Tuesday, September 1, 2009

Chocolate Waffles

I should warn you now that these waffles are not for the faint of heart! They are, however, delicious. Some years ago on a Christmas morning I made a recipe for waffles that had you separate the eggs and beat the whites before mixing them in. What an amazing difference it made! So now, when I have the time, I make waffles that way. However, if you really want to try this recipe but you don't have the time or inclination to separate your eggs, you can just throw them in together and mix it up like any other type of waffle batter. It'll still be good, but trust me - you're missing out...

Chocolate Waffles

2 cups flour (I like 1 cup whole wheat, 1 cup white)
4 tsp. baking powder
1/4 tsp. salt
1/4 c. unsweetened baking cocoa
1/4 c. sugar
6 Tbsp. non-fat dry milk (Note: You can use regular milk if desired, just leave out the dry milk and substitute the water for an equal amount of milk.)
1 1/2 c. water
1/2 c. canola or olive oil
2 eggs, separated

In a medium mixing bowl, combine dry ingredients. Make a well in the center and add water, oil and eggs yolks. Mix well.

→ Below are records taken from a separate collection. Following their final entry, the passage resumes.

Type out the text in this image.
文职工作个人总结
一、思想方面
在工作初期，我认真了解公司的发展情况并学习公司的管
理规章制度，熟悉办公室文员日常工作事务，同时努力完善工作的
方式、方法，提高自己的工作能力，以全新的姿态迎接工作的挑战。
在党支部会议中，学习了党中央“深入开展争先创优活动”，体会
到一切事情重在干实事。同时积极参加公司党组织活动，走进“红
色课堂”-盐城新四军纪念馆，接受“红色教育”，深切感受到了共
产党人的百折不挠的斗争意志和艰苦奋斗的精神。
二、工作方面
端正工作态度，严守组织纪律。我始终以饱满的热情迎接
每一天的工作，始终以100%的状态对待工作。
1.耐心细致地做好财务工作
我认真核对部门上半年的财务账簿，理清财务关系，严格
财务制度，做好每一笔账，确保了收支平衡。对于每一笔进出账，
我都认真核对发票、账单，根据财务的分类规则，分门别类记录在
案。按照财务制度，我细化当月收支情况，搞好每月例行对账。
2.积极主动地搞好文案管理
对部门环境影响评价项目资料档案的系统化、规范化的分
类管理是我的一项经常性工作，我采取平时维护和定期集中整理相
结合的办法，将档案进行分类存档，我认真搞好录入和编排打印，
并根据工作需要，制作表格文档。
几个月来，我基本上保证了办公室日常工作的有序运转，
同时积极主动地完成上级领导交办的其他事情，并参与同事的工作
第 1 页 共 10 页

In a separate small mixing bowl, beat egg whites until stiff peaks form. About 2-3 minutes. (And sorry about the picture, folks - it's the best one I had!)
Scrape the egg whites into the bowl with the batter. With a spoon, gently fold the egg whites in. Do not mix egg whites in completely. You should be able to see little pockets of white fluff in the batter.
Preheat your waffle iron. When heated, coat with non-stick cooking spray and pour batter in to cook. Serve with powdered sugar and syrup.
Idea: Have these babies for dessert. Just add some chocolate chips to the batter and top with real whipped cream. Yum!